Il fotovoltaico sui tetti in Pakistan ha registrato un incremento significativo in corrispondenza delle difficoltà della rete elettrica, che ha cominciato a mostrare frequenti malfunzionamenti. Bollette elevate, blackout, e un gas importato sempre più instabile hanno costretto molte famiglie a confrontarsi con interruzioni e aumenti dei costi: a un certo punto, molti hanno deciso di non attendere più una soluzione dall’alto e hanno rivolto lo sguardo verso il tetto delle loro abitazioni.
Secondo l’analisi Electrons in, hydrocarbons out, il solare fotovoltaico è diventato una delle principali fonti di energia in Pakistan, e la sua incidenza sarebbe aumentata ulteriormente nell’anno fiscale 2025. L’aspetto più interessante riguarda il solare distribuito, installato su abitazioni, fabbriche, negozi, scuole e magazzini: una risposta concreta a una rete elettrica costosa, fragile e dipendente da combustibili importati.
Quando il gas scarseggia, il tetto diventa produttivo
La spinta verso il fotovoltaico è avvenuta dopo l’invasione russa dell’ucraina, quando il mercato globale del gas naturale liquefatto ha subito un aumento dei prezzi e una maggiore instabilità. Per un Paese come il Pakistan, che dipende in larga misura dalle importazioni per soddisfare il proprio fabbisogno energetico, ogni scossa internazionale si riflette rapidamente sulle bollette e sulla disponibilità di elettricità.
In questo contesto, il crollo dei prezzi dei pannelli solari cinesi ha trasformato il panorama energetico. Moduli più accessibili, famiglie sia urbane che rurali in cerca di indipendenza, e aziende stanche dei blackout hanno portato a un boom dal basso, più veloce di molte pianificazioni governative. Secondo le proiezioni di Renewables First, il Pakistan potrebbe raggiungere circa 32 GW di capacità solare totale entro giugno 2025, con oltre 24 GW attribuiti al segmento distribuito.
Un risparmio che vale miliardi
Il dato più sorprendente riguarda le importazioni evitate. Secondo il Centre for Research on Energy and Clean Air, entro febbraio 2026 la crescita del solare consentirebbe al Pakistan di risparmiare oltre 12 miliardi di dollari in importazioni di petrolio e gas. In un’economia vulnerabile a crisi valutarie e aumenti dei costi energetici, una cifra di questo tipo cambia radicalmente il discorso.

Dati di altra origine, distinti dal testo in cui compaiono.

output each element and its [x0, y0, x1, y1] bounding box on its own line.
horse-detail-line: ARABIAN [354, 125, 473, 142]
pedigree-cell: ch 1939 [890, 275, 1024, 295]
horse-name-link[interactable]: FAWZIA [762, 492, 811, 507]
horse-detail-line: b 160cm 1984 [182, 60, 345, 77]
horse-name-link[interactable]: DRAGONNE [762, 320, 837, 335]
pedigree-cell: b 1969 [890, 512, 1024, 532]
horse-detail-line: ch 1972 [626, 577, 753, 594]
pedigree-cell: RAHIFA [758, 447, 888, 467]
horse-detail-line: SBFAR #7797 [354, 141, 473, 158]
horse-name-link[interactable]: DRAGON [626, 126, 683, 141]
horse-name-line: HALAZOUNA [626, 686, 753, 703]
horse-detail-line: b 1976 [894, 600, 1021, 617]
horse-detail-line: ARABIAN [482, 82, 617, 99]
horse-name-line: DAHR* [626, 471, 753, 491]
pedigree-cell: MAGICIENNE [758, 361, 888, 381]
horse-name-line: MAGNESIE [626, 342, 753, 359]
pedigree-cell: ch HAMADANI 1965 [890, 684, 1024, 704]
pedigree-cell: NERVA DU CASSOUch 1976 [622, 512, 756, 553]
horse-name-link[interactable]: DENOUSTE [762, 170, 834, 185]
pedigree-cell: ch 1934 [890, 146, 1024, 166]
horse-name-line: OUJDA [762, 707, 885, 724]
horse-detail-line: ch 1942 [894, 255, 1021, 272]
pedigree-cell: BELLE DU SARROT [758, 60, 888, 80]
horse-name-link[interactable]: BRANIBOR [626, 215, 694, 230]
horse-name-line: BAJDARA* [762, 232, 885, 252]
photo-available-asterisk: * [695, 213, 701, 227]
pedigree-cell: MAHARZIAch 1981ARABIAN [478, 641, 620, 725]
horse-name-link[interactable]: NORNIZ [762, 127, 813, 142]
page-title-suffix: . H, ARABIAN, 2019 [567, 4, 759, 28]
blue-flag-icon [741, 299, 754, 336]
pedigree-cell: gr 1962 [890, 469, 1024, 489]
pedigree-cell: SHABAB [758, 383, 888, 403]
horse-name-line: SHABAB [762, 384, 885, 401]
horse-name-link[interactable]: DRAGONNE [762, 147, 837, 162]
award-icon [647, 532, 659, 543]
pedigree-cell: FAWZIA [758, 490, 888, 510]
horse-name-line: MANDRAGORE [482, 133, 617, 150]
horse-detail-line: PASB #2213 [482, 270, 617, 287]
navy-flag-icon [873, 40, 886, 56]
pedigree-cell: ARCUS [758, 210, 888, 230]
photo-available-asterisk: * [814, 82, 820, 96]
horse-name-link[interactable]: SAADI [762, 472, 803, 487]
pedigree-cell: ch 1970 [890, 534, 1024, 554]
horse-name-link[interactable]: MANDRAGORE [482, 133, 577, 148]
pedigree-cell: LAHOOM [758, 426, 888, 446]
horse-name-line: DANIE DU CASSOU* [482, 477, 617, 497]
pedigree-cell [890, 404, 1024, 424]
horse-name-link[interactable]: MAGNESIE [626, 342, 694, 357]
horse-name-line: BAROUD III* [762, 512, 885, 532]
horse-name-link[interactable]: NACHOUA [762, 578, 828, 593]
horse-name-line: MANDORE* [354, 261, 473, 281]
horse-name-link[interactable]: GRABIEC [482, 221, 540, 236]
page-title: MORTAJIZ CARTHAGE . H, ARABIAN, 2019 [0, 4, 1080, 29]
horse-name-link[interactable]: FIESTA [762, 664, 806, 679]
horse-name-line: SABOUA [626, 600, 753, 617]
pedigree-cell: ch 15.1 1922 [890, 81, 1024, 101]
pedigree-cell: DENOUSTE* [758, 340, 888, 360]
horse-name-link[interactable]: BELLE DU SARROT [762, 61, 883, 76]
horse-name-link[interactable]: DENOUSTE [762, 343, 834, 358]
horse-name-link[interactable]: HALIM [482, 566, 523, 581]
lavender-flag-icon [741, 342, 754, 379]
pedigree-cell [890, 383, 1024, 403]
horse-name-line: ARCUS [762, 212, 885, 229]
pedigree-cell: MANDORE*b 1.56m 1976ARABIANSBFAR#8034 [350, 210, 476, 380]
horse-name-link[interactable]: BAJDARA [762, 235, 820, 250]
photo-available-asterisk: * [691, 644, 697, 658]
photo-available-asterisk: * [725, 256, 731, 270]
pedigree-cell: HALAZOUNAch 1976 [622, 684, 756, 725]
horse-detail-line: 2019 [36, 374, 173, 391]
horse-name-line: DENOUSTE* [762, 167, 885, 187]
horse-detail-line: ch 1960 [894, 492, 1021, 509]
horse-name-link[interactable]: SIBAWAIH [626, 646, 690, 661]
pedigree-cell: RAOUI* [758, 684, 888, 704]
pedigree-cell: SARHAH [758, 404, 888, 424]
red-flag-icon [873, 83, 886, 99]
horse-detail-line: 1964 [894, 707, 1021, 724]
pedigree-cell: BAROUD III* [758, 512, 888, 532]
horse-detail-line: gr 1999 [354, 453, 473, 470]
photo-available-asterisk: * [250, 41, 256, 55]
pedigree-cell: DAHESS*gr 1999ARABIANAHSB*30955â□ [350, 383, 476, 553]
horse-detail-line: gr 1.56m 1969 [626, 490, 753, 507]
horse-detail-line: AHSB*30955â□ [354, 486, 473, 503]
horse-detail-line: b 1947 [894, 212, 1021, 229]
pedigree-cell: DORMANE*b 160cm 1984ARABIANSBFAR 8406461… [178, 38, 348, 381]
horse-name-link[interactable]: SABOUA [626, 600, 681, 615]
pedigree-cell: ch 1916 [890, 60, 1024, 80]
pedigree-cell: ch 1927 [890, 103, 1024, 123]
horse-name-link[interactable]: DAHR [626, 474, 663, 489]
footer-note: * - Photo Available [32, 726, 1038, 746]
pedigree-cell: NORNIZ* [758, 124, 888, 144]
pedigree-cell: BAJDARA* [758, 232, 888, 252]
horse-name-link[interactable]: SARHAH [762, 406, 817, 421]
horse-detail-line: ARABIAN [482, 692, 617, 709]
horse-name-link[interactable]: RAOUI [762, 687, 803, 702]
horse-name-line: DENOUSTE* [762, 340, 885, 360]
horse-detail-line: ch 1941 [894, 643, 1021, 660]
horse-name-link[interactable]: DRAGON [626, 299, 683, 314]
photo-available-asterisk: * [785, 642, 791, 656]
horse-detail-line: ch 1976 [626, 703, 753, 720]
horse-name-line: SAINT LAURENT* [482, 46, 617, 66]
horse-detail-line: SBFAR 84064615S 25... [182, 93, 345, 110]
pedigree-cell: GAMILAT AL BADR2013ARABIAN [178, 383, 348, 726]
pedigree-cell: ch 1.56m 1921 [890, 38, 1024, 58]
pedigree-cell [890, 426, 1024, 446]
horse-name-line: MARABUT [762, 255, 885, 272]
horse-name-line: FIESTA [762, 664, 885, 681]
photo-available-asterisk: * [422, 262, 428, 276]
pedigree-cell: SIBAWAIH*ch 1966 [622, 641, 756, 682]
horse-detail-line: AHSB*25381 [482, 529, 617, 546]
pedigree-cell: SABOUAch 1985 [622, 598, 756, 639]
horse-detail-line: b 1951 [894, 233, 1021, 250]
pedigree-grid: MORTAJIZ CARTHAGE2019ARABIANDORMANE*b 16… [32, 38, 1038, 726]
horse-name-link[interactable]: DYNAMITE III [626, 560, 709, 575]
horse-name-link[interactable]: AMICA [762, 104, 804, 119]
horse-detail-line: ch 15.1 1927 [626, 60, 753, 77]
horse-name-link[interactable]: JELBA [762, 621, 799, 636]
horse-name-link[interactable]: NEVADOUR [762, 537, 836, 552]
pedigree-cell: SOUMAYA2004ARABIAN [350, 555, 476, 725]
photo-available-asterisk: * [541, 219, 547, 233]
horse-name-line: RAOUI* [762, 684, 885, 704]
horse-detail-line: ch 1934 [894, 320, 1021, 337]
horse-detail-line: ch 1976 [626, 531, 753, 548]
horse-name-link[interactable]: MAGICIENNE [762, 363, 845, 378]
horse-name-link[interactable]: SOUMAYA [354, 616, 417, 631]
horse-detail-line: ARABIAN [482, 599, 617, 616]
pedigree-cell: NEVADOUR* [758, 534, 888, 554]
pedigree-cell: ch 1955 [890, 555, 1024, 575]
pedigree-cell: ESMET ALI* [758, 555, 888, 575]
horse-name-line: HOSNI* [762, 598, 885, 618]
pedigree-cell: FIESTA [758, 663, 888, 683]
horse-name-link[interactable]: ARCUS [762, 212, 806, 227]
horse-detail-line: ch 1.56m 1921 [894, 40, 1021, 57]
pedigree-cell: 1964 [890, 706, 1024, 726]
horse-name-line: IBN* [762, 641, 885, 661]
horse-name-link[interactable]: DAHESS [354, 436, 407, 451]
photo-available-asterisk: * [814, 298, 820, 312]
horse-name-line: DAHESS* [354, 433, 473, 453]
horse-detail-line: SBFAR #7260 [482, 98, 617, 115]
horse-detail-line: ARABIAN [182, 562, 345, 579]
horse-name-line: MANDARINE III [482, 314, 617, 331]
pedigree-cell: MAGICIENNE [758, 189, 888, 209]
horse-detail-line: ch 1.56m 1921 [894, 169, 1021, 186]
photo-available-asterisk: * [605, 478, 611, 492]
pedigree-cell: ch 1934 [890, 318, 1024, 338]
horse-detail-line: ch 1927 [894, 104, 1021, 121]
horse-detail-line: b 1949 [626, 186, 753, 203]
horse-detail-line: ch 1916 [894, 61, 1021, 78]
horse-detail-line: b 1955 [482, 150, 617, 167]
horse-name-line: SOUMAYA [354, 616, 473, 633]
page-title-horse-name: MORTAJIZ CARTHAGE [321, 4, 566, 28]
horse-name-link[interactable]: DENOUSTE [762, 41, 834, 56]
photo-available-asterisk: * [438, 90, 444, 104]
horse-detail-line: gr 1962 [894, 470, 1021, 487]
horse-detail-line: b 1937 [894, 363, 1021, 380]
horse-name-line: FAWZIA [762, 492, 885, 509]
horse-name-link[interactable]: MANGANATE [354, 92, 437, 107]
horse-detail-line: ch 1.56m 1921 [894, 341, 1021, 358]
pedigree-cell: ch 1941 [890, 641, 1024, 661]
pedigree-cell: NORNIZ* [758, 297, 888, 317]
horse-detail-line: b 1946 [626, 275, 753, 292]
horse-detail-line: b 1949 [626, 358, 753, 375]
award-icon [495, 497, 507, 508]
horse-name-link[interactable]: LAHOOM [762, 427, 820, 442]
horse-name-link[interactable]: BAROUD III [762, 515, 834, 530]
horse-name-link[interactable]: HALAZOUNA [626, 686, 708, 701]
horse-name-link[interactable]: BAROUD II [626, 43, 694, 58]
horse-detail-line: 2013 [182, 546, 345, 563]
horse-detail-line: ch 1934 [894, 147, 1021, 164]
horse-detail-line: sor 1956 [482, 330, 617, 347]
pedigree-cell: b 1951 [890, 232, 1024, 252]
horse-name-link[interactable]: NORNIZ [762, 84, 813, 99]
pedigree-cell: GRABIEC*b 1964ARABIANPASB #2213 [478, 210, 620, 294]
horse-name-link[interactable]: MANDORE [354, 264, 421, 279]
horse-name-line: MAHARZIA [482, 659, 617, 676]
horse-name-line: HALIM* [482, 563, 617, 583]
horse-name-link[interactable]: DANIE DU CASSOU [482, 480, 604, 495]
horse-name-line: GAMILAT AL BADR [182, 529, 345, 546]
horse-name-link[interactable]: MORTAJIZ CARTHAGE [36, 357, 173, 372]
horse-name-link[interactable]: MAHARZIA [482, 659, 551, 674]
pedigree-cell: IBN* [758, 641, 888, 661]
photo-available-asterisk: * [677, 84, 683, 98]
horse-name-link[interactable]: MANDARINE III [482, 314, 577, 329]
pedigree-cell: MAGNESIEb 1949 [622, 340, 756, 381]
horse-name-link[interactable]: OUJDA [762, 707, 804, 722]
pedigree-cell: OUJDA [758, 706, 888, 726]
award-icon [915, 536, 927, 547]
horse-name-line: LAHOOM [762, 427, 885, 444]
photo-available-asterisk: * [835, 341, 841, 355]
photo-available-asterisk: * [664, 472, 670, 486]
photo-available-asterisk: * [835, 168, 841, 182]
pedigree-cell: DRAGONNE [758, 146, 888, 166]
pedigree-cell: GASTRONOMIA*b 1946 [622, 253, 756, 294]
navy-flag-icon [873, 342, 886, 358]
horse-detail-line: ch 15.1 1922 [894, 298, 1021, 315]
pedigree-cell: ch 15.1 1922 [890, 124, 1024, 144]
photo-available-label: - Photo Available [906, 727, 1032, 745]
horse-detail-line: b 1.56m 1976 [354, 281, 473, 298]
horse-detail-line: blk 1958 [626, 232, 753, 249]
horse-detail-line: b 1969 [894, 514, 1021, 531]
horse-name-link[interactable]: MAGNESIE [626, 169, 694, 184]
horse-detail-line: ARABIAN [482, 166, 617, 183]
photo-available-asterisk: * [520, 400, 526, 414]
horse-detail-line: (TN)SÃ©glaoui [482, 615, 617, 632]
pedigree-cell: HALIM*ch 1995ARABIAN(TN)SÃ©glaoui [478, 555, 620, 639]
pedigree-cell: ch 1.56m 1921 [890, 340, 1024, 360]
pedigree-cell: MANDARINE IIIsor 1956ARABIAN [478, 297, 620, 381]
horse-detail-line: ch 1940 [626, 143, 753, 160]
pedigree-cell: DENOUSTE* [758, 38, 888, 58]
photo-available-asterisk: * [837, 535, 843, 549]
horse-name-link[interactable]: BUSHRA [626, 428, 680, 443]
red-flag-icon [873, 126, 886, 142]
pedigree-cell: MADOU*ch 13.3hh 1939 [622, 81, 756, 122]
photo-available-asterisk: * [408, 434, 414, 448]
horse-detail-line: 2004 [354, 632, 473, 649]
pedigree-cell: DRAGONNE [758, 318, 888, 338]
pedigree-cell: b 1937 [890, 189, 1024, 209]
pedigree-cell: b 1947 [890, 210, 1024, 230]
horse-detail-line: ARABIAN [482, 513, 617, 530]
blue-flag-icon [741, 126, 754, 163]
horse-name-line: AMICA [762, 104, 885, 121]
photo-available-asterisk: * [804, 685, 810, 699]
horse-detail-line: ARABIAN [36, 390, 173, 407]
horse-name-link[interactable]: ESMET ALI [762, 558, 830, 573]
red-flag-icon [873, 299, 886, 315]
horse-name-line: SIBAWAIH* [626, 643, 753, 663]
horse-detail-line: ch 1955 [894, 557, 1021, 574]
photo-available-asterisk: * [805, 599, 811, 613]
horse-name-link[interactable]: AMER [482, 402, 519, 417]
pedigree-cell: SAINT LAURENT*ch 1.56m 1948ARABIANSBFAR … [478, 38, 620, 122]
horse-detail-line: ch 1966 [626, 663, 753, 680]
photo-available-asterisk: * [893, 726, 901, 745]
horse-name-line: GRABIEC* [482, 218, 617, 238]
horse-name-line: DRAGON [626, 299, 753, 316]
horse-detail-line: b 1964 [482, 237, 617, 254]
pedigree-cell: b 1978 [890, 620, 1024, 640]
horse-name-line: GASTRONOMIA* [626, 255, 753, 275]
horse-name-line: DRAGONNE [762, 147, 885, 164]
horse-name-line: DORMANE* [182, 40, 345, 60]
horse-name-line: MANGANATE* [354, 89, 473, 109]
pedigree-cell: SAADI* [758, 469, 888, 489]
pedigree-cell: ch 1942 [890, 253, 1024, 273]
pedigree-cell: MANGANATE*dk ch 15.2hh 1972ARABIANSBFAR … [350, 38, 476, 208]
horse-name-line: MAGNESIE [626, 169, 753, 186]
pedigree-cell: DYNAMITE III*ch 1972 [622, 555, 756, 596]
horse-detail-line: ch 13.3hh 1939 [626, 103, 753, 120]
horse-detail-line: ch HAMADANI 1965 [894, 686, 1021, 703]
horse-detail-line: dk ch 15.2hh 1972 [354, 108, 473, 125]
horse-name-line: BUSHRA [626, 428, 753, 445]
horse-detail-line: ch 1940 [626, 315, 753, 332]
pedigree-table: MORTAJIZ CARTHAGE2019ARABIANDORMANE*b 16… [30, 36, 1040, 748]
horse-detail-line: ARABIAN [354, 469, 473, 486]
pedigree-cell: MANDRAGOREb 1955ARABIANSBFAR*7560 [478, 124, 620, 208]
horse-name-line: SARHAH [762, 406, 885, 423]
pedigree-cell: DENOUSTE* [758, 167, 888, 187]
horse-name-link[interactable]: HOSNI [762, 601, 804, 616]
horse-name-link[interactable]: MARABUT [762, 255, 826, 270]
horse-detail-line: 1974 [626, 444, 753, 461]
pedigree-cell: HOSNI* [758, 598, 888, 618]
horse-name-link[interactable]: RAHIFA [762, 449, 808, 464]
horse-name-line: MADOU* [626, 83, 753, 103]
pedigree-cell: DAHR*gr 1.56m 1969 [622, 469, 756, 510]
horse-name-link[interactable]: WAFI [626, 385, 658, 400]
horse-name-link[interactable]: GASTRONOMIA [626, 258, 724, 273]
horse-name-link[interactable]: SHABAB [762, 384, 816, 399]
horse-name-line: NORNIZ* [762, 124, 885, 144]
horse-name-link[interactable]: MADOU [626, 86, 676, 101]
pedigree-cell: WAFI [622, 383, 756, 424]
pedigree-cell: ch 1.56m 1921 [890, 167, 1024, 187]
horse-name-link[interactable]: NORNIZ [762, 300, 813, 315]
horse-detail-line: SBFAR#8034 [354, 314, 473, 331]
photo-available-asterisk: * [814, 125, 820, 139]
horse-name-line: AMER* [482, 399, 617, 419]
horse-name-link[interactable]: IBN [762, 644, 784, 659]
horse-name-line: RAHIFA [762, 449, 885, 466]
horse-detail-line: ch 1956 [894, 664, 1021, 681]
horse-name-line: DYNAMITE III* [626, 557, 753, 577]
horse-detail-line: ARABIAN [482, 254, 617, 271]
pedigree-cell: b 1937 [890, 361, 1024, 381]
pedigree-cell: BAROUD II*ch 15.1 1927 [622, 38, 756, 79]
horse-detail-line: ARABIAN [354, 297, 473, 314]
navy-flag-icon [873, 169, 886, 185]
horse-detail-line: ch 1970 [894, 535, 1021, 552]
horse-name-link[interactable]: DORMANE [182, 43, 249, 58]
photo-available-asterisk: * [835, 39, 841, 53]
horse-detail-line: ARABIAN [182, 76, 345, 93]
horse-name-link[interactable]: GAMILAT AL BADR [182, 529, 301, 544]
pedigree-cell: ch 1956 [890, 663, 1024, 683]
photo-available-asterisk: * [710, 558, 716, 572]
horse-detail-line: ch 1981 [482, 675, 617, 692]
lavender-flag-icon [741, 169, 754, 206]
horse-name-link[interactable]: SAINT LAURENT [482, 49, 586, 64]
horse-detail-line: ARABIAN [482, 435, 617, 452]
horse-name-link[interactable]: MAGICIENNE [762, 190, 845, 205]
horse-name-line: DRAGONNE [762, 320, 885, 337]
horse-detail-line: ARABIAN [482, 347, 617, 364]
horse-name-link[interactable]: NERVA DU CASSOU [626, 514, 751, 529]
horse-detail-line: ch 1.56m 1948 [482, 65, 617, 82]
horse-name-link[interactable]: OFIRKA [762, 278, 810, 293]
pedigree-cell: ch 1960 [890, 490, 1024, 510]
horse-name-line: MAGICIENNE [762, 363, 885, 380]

Anche l’Institute for Energy Economics and Financial Analysis ha analizzato la questione del gas naturale liquefatto. Nel marzo 2026, la fornitura pakistana di GNL è stata influenzata dalle tensioni legate al conflitto tra stati uniti, Israele e iran, evidenziando i rischi di una dipendenza eccessiva da contratti rigidi e rotte vulnerabili. In questo scenario, il solare distribuito ha agito come un cuscinetto: non ha risolto il problema energetico, ma ha alleviato la pressione immediata sulla rete e sulle importazioni.
Il boom risolve alcune questioni, ma ne apre altre
La crescita del fotovoltaico sui tetti porta con sé anche delle frizioni tangibili. Coloro che possono permettersi pannelli e batterie riducono la loro dipendenza dalla rete; chi rimane collegato senza alternative rischia di dover sostenere una quota maggiore dei costi fissi del sistema elettrico. Questo rappresenta l’aspetto meno favorevole della transizione: l’energia pulita avanza più rapidamente dove ci sono risorse finanziarie, spazio e accesso al credito.
Reuters ha evidenziato la rapida espansione del solare in Pakistan, favorita anche dalle importazioni di moduli dalla cina. Tra il 2022 e il 2024, le importazioni di pannelli sarebbero aumentate di circa cinque volte, passando da 3.500 MW a 16.600 MW, con oltre 10.000 MW già importati nei primi mesi del 2025. Un’accelerazione notevole, capace di modificare rapidamente il mix energetico del Paese.
La questione attuale riguarda batterie, rete e normative. Senza sistemi di accumulo, il solare produce in abbondanza durante le ore centrali della giornata e molto meno quando la domanda aumenta la sera. In assenza di una riforma ben pianificata, una soluzione popolare rischia di trasformarsi in una nuova forma di disuguaglianza energetica.
Il Pakistan, nel frattempo, ha già dimostrato un concetto semplice: quando l’energia diventa troppo costosa e incerta, le persone cercano alternative. A volte queste alternative si trovano sopra la propria testa, fissate a un tetto di lamiera o cemento, sotto un sole che fino a poco tempo fa sembrava solo un caldo da sopportare. Ora genera elettricità. E rappresenta una seria sfida per il tradizionale modello basato sui combustibili fossili.